Fujihiro Oka Kazunobu Nishimura Koji Ueyama
Atsushi Iwakura Senri Miwa Michiya Hanyuu
Takaaki Koshiji Masashi Komeda
Four patients, 13 to 53 years old, with congenital venous malformation including Klippel-Trenaunay syndrome underwent surgical treatment followed by sclerotherapy. They developed marked dilatation of varicose veins with spots, and complained of pain, dullness, and bleeding. Two patients also had hypertrophy of the diseased leg.
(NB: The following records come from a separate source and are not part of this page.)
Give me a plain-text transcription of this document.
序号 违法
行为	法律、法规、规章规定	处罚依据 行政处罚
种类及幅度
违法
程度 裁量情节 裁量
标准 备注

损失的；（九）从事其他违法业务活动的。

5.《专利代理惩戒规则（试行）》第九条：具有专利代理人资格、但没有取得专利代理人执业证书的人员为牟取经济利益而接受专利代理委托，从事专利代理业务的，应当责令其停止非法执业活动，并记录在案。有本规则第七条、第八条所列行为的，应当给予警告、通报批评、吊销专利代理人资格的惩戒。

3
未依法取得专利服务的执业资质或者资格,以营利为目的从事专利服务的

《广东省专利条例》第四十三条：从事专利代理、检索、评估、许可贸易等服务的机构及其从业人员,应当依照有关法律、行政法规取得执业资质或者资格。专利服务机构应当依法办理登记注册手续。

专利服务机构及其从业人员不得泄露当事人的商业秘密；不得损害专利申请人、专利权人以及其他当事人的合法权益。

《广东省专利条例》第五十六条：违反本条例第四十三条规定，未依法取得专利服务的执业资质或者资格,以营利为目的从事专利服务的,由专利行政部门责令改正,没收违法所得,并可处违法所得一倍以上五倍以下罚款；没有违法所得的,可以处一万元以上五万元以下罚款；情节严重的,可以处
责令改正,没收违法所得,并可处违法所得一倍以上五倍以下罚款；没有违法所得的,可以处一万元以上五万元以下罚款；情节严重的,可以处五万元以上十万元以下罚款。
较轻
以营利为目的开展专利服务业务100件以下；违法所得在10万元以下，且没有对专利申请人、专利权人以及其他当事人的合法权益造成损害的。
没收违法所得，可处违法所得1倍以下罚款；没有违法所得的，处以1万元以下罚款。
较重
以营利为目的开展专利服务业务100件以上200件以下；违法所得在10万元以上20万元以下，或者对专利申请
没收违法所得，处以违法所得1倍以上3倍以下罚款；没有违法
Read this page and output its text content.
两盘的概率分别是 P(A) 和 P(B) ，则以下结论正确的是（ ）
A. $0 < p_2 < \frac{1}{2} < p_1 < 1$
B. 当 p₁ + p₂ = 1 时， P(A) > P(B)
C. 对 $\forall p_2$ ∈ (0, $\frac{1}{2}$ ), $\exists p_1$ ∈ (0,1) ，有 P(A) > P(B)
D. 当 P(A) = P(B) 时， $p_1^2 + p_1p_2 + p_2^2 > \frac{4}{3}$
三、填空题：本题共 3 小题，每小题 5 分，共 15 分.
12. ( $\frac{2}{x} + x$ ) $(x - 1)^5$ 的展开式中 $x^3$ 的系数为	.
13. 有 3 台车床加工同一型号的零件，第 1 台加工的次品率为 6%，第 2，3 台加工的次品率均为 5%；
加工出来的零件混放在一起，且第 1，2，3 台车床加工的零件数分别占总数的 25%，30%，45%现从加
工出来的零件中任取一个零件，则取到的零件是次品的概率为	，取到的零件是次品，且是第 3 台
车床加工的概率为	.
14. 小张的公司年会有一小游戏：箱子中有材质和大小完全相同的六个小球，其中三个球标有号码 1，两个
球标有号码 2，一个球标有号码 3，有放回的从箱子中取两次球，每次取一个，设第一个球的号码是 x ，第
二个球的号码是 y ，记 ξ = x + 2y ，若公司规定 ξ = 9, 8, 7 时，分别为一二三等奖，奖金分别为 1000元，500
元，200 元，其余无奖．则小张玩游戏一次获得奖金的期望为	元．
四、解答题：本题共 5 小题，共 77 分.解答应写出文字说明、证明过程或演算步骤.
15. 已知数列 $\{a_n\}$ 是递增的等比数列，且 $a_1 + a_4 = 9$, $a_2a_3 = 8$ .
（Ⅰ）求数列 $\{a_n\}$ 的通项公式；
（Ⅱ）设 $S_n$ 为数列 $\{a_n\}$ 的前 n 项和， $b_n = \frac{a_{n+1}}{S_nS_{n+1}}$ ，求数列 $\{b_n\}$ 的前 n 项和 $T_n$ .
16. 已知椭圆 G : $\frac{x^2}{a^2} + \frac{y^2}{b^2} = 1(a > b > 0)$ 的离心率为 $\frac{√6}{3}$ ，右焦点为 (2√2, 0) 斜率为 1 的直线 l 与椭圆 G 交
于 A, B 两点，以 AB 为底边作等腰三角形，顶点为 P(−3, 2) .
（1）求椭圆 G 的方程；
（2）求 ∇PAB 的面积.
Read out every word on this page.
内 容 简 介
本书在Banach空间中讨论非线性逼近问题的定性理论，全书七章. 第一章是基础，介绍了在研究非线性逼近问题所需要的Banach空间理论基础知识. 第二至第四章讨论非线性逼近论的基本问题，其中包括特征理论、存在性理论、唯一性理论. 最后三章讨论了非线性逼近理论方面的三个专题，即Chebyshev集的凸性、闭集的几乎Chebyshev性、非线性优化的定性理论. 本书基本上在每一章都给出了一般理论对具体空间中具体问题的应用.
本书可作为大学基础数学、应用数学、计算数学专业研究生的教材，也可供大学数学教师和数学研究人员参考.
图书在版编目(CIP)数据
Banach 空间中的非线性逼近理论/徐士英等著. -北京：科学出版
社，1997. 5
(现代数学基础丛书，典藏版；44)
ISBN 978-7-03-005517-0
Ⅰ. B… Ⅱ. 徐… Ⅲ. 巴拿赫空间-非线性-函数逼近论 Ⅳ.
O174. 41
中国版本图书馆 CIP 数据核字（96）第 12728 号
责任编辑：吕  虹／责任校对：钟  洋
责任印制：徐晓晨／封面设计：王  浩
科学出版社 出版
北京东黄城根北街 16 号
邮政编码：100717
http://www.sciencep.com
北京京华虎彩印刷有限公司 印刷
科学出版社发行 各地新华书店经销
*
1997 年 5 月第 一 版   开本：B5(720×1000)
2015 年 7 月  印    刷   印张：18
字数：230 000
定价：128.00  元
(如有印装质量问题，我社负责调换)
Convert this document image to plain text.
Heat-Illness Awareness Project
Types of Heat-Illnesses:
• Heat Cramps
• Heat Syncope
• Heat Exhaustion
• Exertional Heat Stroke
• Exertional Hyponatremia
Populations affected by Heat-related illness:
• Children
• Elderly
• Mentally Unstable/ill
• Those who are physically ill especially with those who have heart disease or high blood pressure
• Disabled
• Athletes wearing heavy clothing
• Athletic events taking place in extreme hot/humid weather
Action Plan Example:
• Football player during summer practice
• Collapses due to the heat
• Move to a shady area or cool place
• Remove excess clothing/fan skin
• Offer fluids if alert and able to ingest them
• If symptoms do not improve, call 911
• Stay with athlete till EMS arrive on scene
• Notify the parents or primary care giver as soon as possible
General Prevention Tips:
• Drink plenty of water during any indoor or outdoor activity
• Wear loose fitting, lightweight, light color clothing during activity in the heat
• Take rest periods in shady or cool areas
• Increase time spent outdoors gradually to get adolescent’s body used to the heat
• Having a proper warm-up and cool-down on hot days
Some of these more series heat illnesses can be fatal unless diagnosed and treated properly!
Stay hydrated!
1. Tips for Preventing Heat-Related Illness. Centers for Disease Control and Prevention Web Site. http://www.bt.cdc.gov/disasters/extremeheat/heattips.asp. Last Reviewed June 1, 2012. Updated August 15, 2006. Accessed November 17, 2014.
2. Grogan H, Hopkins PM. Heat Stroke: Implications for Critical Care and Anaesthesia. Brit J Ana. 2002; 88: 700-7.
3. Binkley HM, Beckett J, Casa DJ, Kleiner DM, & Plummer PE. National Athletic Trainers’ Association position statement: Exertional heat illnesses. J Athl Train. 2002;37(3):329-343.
Phlebography and color Doppler ultrasonography were performed in all patients to precisely determine the abnormal vein and incompetent communicating veins which were then resected and/or ligated with minimal skin incision. In two patients, additional ligation of incompetent communicating veins was necessary. One to two weeks after surgical therapy, sclerotherapy was performed with 1-2% polidocanol. Symptoms improved after treatment, even in a patient with claudication before operation. Surgical therapy for congenital venous malformation was feasible and satisfactory, with the aid of meticulous identification of abnormal veins and communicating veins by not only phlebography but color Doppler ultrasonography.